Variables considered for inclusion were family history of glaucoma, African-American heritage (yes / no), body mass index (kg / m2), pack years of smoking, physical activity (quartiles of activity intensity / day), cumulatively updated alcohol intake (g /day), report of a physician exam, self reported history (yes / no) of hypertension, diabetes, cataract or age-related macular degeneration diagnoses, and total fluid intake (liters / day). Updated information on covariates was obtained from the biennial questionnaires; cumulatively updated alcohol intake and total fluid intake (based on intake of nearly 30 different types of beverages) was calculated using responses to the FFQs.
We first analyzed the data from each cohort separately and performed tests for heterogeneity of the cohort specific results to check for appropriateness of pooling the results. Then, we pooled the results using meta-analytic methods incorporating random effects.24
Effect modification and secondary analyses
We performed several secondary analyses. First, we examined the influence of timing of exposure by examining caffeine intake only at baseline or at the most recent questionnaire. Second, we evaluated whether detection bias may have influenced the results, especially if caffeine consumption is related to better eye care. For this, we adjusted for other predictors of greater ophthalmic surveillance (i.e. number of eye exams, history of physician exams, diagnoses of other eye diseases, namely cataract and age-related macular degeneration).

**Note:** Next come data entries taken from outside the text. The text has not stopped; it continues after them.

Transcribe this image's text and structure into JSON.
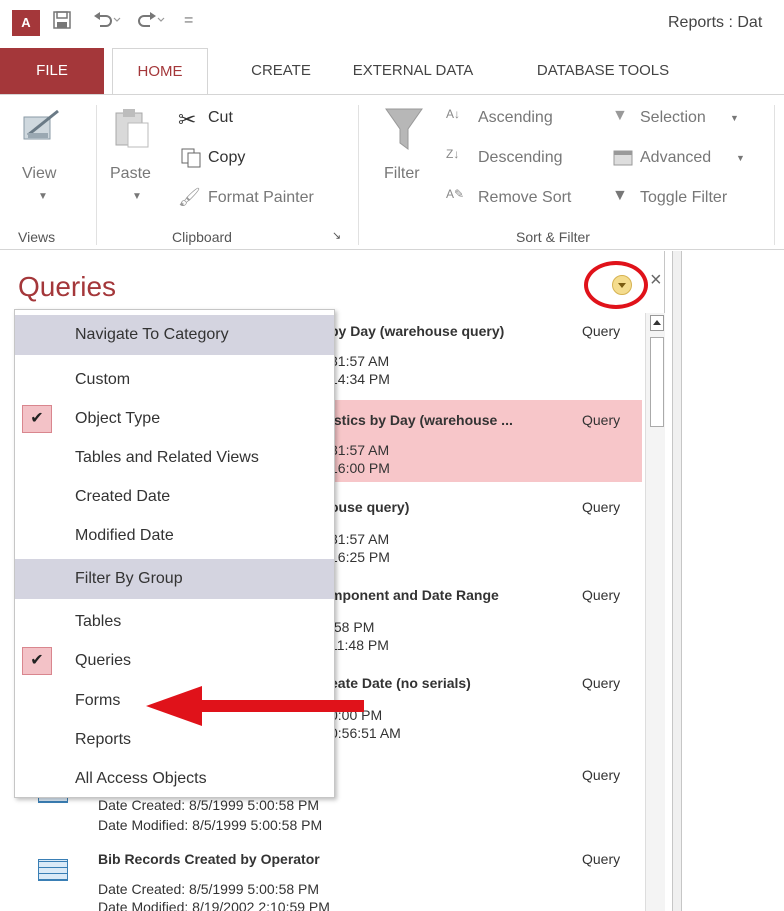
{
  "window": {
    "title": "Reports : Dat"
  },
  "quick_access": {
    "logo": "A",
    "save_icon": "save-icon",
    "undo_icon": "undo-icon",
    "redo_icon": "redo-icon",
    "customize": "="
  },
  "tabs": [
    "FILE",
    "HOME",
    "CREATE",
    "EXTERNAL DATA",
    "DATABASE TOOLS"
  ],
  "ribbon": {
    "view": "View",
    "paste": "Paste",
    "cut": "Cut",
    "copy": "Copy",
    "format_painter": "Format Painter",
    "filter": "Filter",
    "ascending": "Ascending",
    "descending": "Descending",
    "remove_sort": "Remove Sort",
    "selection": "Selection",
    "advanced": "Advanced",
    "toggle_filter": "Toggle Filter",
    "groups": {
      "views": "Views",
      "clipboard": "Clipboard",
      "sort_filter": "Sort & Filter"
    }
  },
  "nav": {
    "title": "Queries",
    "items": [
      {
        "name": "by Day (warehouse query)",
        "type": "Query",
        "created": "31:57 AM",
        "modified": "14:34 PM"
      },
      {
        "name": "istics by Day (warehouse ...",
        "type": "Query",
        "created": "31:57 AM",
        "modified": "16:00 PM"
      },
      {
        "name": "ouse query)",
        "type": "Query",
        "created": "31:57 AM",
        "modified": "16:25 PM"
      },
      {
        "name": "mponent and Date Range",
        "type": "Query",
        "created": ":58 PM",
        "modified": "11:48 PM"
      },
      {
        "name": "eate Date (no serials)",
        "type": "Query",
        "created": "0:00 PM",
        "modified": "0:56:51 AM"
      },
      {
        "name": "",
        "type": "Query",
        "created": "Date Created: 8/5/1999 5:00:58 PM",
        "modified": "Date Modified: 8/5/1999 5:00:58 PM"
      },
      {
        "name": "Bib Records Created by Operator",
        "type": "Query",
        "created": "Date Created: 8/5/1999 5:00:58 PM",
        "modified": "Date Modified: 8/19/2002 2:10:59 PM"
      }
    ]
  },
  "menu": {
    "navigate_header": "Navigate To Category",
    "navigate_items": [
      "Custom",
      "Object Type",
      "Tables and Related Views",
      "Created Date",
      "Modified Date"
    ],
    "filter_header": "Filter By Group",
    "filter_items": [
      "Tables",
      "Queries",
      "Forms",
      "Reports",
      "All Access Objects"
    ],
    "checked": [
      "Object Type",
      "Queries"
    ]
  },
  "colors": {
    "accent": "#a4373a",
    "selection": "#f7c6c9",
    "annotation": "#e0121a",
    "menu_header": "#d4d4e0"
  }
}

We conducted additional analyses where we additionally adjusted for cumulatively updated total fluid intake. Because drinking a large quantity of fluids, particularly in a short period of time, generally causes IOP elevations,25
we conducted this analysis to determine the association with caffeine intake, that was independent of total fluid intake.
Because caffeine increases intraocular pressure, we hypothesized that higher caffeine intake may be more strongly associated with glaucoma that is more likely to be IOP-related optic nerve damage. Thus we separately analyzed the risk of “high-tension” POAG defined as those with maximum IOP ≥ 22 mm Hg before visual field loss (67.5% of all POAG cases).

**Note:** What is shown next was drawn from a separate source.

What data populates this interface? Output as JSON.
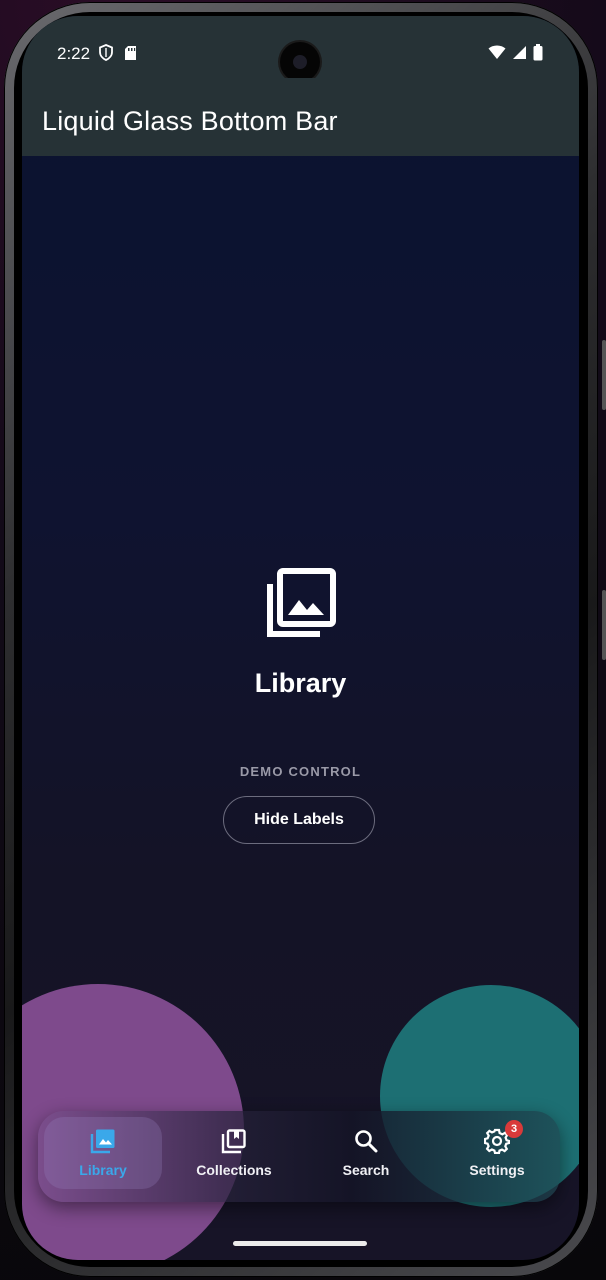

Also, we conducted an analysis of caffeine intake only among participants who never smoked and who were past or current smokers. Caffeine metabolism is influenced by cigarette smoking; smoking induces the enzyme cytochrome P450 1A2 which is also involved in caffeine metabolism, and thereby reduces the effective dose of caffeine.26
Thus we hypothesized that the effect of the same dose of caffeine may be greater among non-smokers.
Finally, to determine whether the influence of caffeine intake differed by inherent susceptibility to POAG, we examined the associations between caffeine intake and glaucoma separately among those with and without a self-report of family history of glaucoma. The questions on family history of glaucoma were first asked to all NHS and HPFS participants in the 2000 follow-up questionnaires; self-report of family history of glaucoma was defined as a positive answer to history of glaucoma in either of the biologic parents or in any siblings. In this and in other stratified analyses described above, we have statistically tested for effect modifications by testing the significance of pooled results of interaction terms in models.